Brian Dick: Why Billy's left me feeling smug
I love that feeling when the rest of the world cottons on to something you’ve known for months.
It doesn’t happen very often, indeed most of my ‘Told you so’ moments usually involve my eldest daughter realising the jetty isn’t quite as long or as wide as she believes it to be and her plunging headlong into yet another aquatic learning experience.
Even then – having been hoicked out tout suite – she stands indignant and dripping back on terra firma and defiantly refuses to recognise my foresight.
It is for this reason, then, that I am forced to use the Birmingham Post’s pages to slap my own back and claim I foretold Billy Twelvetrees’ arrival in the consciousness of the national media.
The 20-year-old made his Leicester debut in Sunday’s thrilling Heineken Cup match with the Ospreys and not only scored a try but kicked the goal to earn his side a draw.
He also claimed an assist and put in an all-round demonstration in the art of centre-play that had the masses gushing.
That performance should come as no surprise to those who watched the youngster tear it up for Bedford in National One last year.
Even though his form dipped midway through the campaign, 36, as he is known, (according to Irish team-mate Geordan Murphy 12 trees are tirty-six), showed enough last season to prove his value to everyone at Goldington Road and quite a few beyond too.
Six foot, three inches and 16 stone Twelvetrees has the size to be a success in the Premiership and the pace and hands to be a sensation in international rugby.
Quite why Leicester released him to Bedford for the season is beyond me.
Anyway he’s back and pulling up trees and supporters of rugby outside the top flight should be rooting for him and pray that the media leaf him alone. Small acorns and all that.
His emergence set me thinking, where is the next William Twelvetrees? The Championship has some mighty fine players and coaches and it can only be that most directors of rugby in the GP are either too blind, too busy or too arrogant to not think of looking.
So for those of them that care, here’s a few suggestions.

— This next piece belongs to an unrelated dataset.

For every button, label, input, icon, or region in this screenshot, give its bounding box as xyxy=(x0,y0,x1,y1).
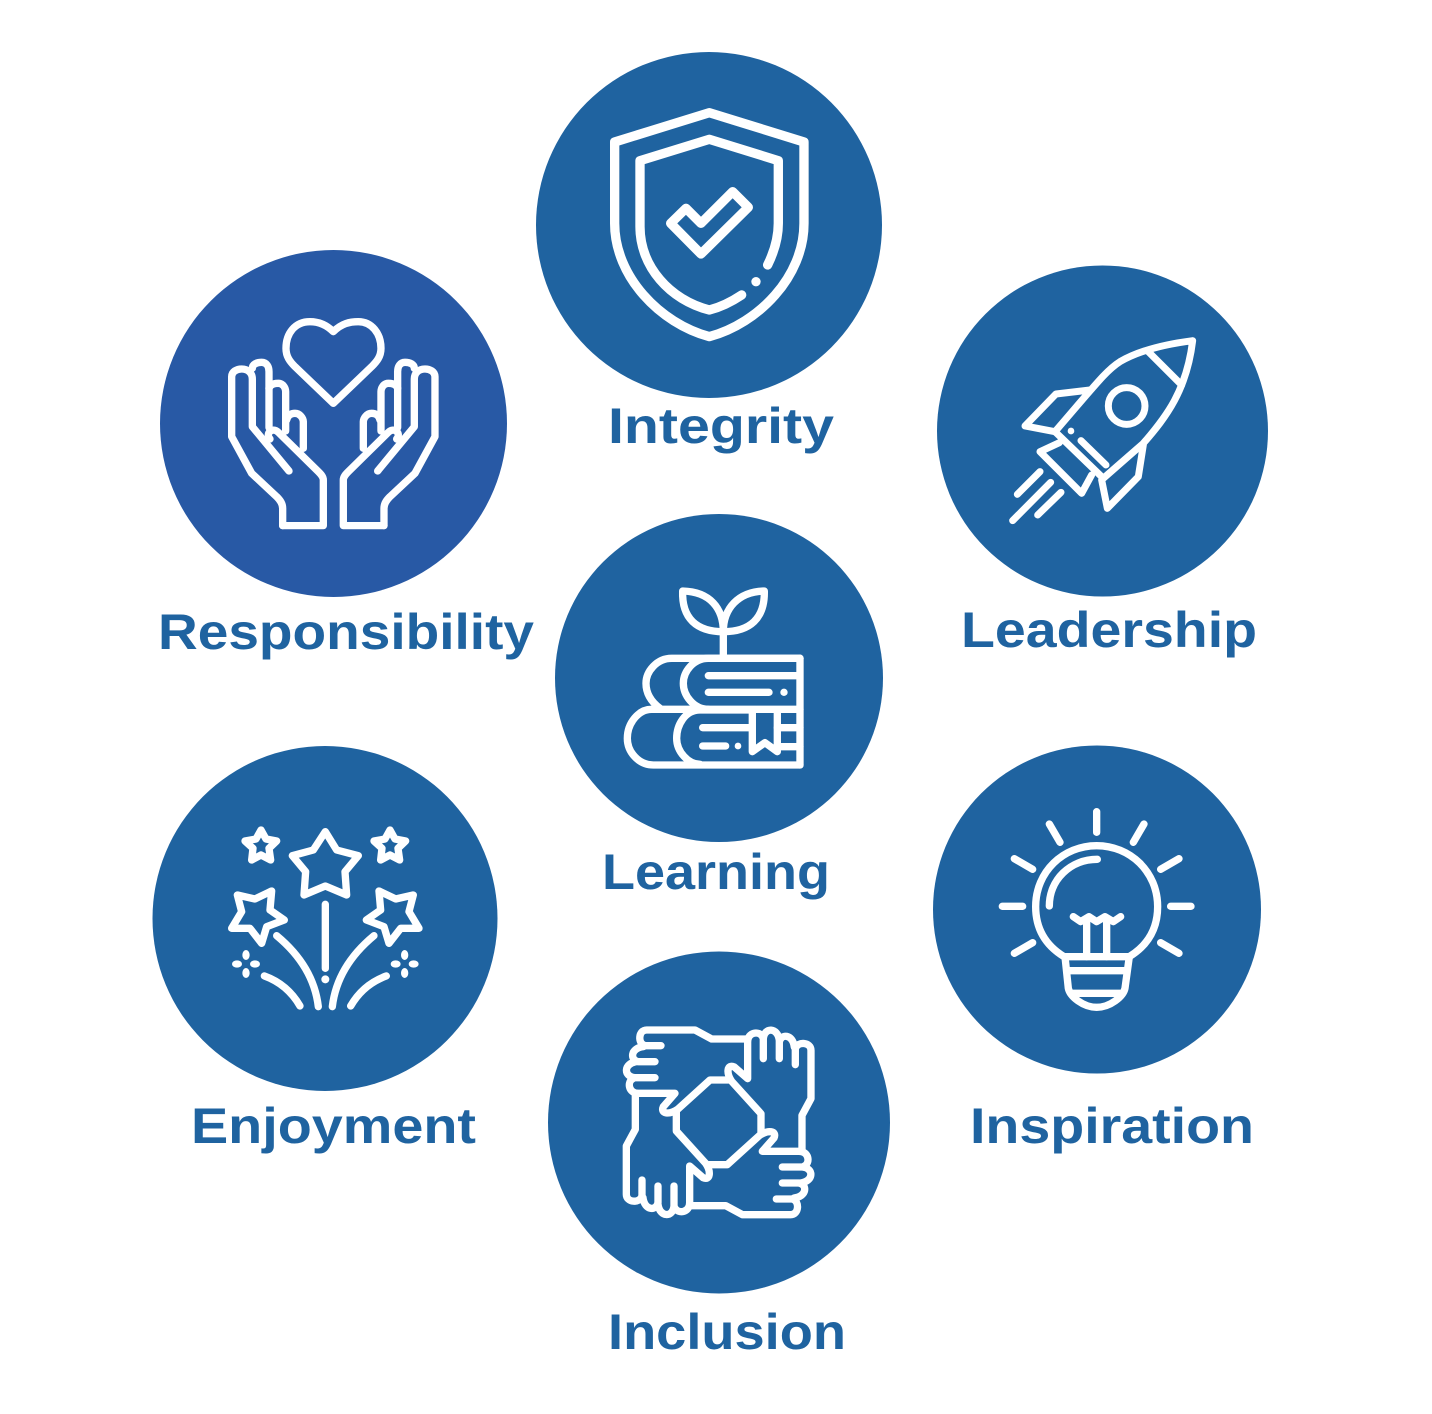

Any club looking for a ball carrying second row could do a lot worse than get down to Billesley Common to see Aly Muldowney.
Not to damn the 26-year-old with faint praise there are worse locks at every club in the Premiership.
That said there aren’t many better in the Championship and paired with the right second row partner Muldowney’s ball-carrying and off-loading could be a breath of fresh air up there. His hands are of the highest quality.
His conditioning and work off the ball are not those of a full-timer but judging by the progress he’s made this summer and in the six games so far this term he is making rapid strides.
In a full-time set up the former Stourbridge forward could be an absolute revelation.
Bees’ Chris Brightwell is another. The New Zealander might not be the best interview on the green earth but to compensate he is an outstanding blindside flanker.
I understand he is having a trial at Gloucester this week and would be surprised if he doesn’t elicit some form of interest, even if it is not in the form of an instant contract.
Perhaps Kingsholm might not be the best place for the speedy back row, though. I’d like to see him in the Bath or London Irish set up where his pace and ball-skills would be a better fit for a more free-flowing style of rugby.
Brightwell was a sensation in National Two and has shown flashes of his ability in difficult circumstances this term and while I wish no further player losses on Russell Earnshaw he should consider every day he has Brightwell in his team a bonus.
Speaking of Earnshaw, the player-coach presided over one of the most exciting and audacious campaigns in a generation of Midlands rugby last term.
He is hard pressed to re-create it this year but even now Bees show flashes of brilliance that will trouble everyone in the division as they attack from their own sticks and cut massed defences to ribbons.
His commitment and emotional investment into what some perceive to be a basket case has been commendable and I’d love to see him in charge of a club with a proper budget, hopefully the new Birmingham & Solihull.
My fear is that he’ll be lost to the Sevens arena for good if things don’t work out at Sharmans Cross Road and that we’ll never find out what sort of side he could build with £1 million.
I just hope I get the chance to tell you I told you so and trust that you’ll be suitably deferent when it comes.